It’s a start.
On Wednesday, it became illegal in Illinois to press your cellphone to your ear while driving.
A new state law says cellphones can be used only if they’re in hands-free or voice-activated mode or if used with a headset.
A start, we say, because this gets Illinois only part of the way in attacking the deadly problem of distracted driving.
If the goal truly is to cut down on the accidents that result from DWY – driving while yakking – the real answer lies in banning cellphones of any kind while driving. Pull over if you have to make or take a call.
A radical idea, we know.
The arguments against such a ban are many. Cell calls are where life’s details are worked out, business completed, and emergencies reported (that last one will still be allowed under the new law).
But we’re talking about saving lives here.
As we’ve said several times over the past few years, phone conversations and driving just don’t mix. Whether you are talking on a hand-held cellphone or talking on a hands-free device, you are almost sure to suffer “inattention blindness” and quadruple your chances of getting into an accident.
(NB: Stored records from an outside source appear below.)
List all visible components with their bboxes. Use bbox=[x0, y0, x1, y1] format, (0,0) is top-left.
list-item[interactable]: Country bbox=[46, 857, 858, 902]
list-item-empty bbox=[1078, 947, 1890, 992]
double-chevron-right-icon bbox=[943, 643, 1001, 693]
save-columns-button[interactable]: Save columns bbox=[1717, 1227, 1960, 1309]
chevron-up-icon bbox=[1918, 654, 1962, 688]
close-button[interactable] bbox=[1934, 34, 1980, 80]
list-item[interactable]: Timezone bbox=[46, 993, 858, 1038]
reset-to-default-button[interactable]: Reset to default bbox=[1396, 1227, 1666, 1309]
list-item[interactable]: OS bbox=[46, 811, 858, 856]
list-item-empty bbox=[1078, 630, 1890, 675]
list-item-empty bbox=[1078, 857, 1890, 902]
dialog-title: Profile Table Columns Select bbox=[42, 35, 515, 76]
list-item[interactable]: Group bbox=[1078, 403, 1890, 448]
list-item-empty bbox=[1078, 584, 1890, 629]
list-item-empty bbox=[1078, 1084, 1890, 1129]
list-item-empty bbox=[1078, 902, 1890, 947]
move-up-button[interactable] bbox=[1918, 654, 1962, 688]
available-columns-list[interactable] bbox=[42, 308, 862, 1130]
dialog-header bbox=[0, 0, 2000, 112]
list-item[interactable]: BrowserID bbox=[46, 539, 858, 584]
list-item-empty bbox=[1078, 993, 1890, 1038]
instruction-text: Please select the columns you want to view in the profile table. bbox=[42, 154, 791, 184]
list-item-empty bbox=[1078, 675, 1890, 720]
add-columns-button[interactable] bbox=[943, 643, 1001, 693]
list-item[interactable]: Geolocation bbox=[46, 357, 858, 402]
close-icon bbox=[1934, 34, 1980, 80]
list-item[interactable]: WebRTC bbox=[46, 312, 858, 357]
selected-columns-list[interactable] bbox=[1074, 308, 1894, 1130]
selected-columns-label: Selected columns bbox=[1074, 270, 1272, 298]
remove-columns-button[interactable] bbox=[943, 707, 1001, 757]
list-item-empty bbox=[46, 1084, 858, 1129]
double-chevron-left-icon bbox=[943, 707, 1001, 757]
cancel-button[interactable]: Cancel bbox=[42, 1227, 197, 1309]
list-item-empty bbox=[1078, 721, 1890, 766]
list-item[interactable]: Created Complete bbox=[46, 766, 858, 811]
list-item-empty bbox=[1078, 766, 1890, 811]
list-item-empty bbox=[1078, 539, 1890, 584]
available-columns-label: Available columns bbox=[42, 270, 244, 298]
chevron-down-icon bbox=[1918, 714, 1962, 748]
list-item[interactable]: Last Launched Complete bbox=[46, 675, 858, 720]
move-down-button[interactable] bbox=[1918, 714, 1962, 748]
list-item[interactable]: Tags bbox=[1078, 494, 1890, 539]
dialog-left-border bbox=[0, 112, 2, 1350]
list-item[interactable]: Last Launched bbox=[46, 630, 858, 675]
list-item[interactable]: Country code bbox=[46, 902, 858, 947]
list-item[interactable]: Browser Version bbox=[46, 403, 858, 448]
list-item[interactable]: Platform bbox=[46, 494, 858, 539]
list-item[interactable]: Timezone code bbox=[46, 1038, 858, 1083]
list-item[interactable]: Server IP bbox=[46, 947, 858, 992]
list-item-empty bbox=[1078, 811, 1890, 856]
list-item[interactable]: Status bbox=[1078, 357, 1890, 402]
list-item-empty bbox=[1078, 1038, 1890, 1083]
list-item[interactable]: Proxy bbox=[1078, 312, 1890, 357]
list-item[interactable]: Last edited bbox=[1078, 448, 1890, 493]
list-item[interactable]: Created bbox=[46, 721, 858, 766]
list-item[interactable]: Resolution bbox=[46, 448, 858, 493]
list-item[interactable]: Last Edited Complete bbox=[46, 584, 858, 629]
That’s the powerful science behind a 2011 recommendation by the National Transportation Safety Board that all states enact a complete ban on the use of cellphones by motorists.
All cellphone conversations significantly reduce our awareness while driving, unlike a conversation with somebody sitting in the passenger seat. The passenger, research shows, acts as a second set of eyes during a conversation in a way a person on the other end of a cellphone simply can’t.
Hand-held bans appear to help somewhat. The University of California, Berkeley, found that overall traffic deaths dropped 22 percent in the 2 years after its 2008 ban on using hand-held cellphones while driving. Deaths blamed on driving using hand-held phones were down 47 percent.
But far more lives could be saved if cellphones had no place in our moving cars.
Other distractions cause accidents, of course. Fingernail painting, eating, yelling at the kids. None of that is about to change. But cellphones are something society can, without unreasonable overreach, do something about. Driving is a legal privilege, not a God-given right, and society has a responsibility to keep its roads safe for all.
The hand-held ban enjoys wide public support. A June survey found that 85 percent of registered voters in Illinois favor the prohibition. And a related law may bolster its effectiveness. Starting Jan. 1, drivers who are on their cellphones illegally could be subjected to prison time if they’re involved in accidents that either injure or kill people.
Those two laws are a start, and an important one at that, assuming law enforcement can find the will and the time to enforce them.
But creating a safer Illinois requires a complete ban, inconvenient as that would be for all of us.